A touring production with too much going on uses technology to simplify
When the design team for the inaugural production of You Say Tomato, I Say Shut Up!, by Annabelle Gurwitch and Jeff Kahn, sat down for their first design conversation, everything sounded pretty simple. It was a small, two-person touring show: unit set, props and costumes should fit into a couple of roadcases, minimal lighting requirements, a few atmospheric sound cues, that sort of thing. The requirements quickly grew, however. Set in the framework of an anniversary dinner, the play details the trials and tribulations of the couple’s relationship in hilarious vignettes covering first meeting, courtship and marriage as it travels back and forth in time and location—a challenging sequence for a small tour. By the time the show opened in Charlotte there were nearly 100 light cues, half a dozen practicals and around 50 sound cues, all needing to be run by one operator over the course of a 75-minute show.

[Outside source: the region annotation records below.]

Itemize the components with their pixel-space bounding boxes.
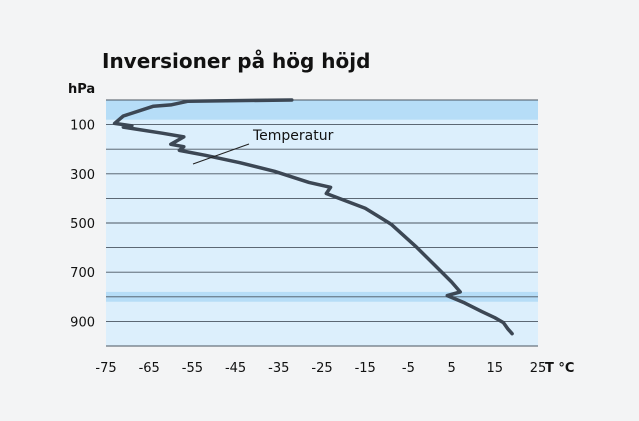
y-tick-label: 100 [70,119,95,134]
x-tick-labels: -75 -65 -55 -45 -35 -25 -15 -5 5 15 25 [95,361,546,376]
x-tick-label: -5 [402,361,415,376]
temperature-line [112,98,514,336]
y-tick-label: 700 [70,266,95,281]
x-tick-label: -75 [95,361,116,376]
y-tick-label: 500 [70,217,95,232]
x-tick-label: -25 [311,361,332,376]
x-axis-unit: T °C [545,361,574,376]
x-tick-label: -15 [355,361,376,376]
y-axis-unit: hPa [68,82,95,97]
annotation-temperatur: Temperatur [252,128,334,144]
x-tick-label: 25 [530,361,547,376]
grid-lines [106,99,538,347]
x-tick-label: -45 [225,361,246,376]
y-tick-labels: 100 300 500 700 900 [70,119,95,331]
x-tick-label: 15 [487,361,504,376]
x-tick-label: 5 [447,361,455,376]
y-tick-label: 900 [70,315,95,330]
annotation-leader-line [192,143,250,165]
x-tick-label: -35 [268,361,289,376]
x-tick-label: -55 [182,361,203,376]
y-tick-label: 300 [70,168,95,183]
x-tick-label: -65 [139,361,160,376]
chart-title: Inversioner på hög höjd [102,49,370,73]
inversion-band-1 [106,100,538,120]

In addition to the number of cues, there was the issue of transporting everything, so the control system had to be compact enough to fit into the same roadcases alongside the props and costumes. And everything had to be linked precisely enough together for a stage manager to call cues that frequently landed right on top of each other. In order to handle all of that, the design team leaned on QLab, a Mac-based show control system that is completely scalable and can run lighting, video and up to 48 channels of audio.
Sound Designer Jeff Montgomerie loaded his cues into QLab and was able to assign them to any channel of the audio outputs, giving him the flexibility to have some cues in the house speakers, some cues in the house and effects speaker and some in the effects speaker only. Changes in cue construction and timing were also quick and relatively painless using QLab.
QLab can also send MIDI triggers to lighting consoles, so the show’s lighting designer was able to program on a familiar console and simply fire the cue stack from the QLab. QLab also allowed the creative team to join sound and lighting cues together to fire simultaneously, or stagger them to fire sequentially with precise timing between a light and sound cue, reducing the number of calls the stage manager had to make during cue-heavy sequences.
The show kicked off at the Stage Door Theatre at the Blumenthal Performing Arts Center in Charlotte, where QLab was running on a dedicated Mac Mini and fired lighting cues off an ETC Ion. Out on the road now, the lights run from an ETC SmartFade 1248, a significantly less expensive and smaller console to travel with. The touring QLab rig runs off a MacBook Pro laptop, which fits neatly into the bottom of a case along with the MIDI interface, cables, lighting console, tablecloths, menus and (empty) wine bottles from the props closet. QLab was not necessary for emptying the wine bottles.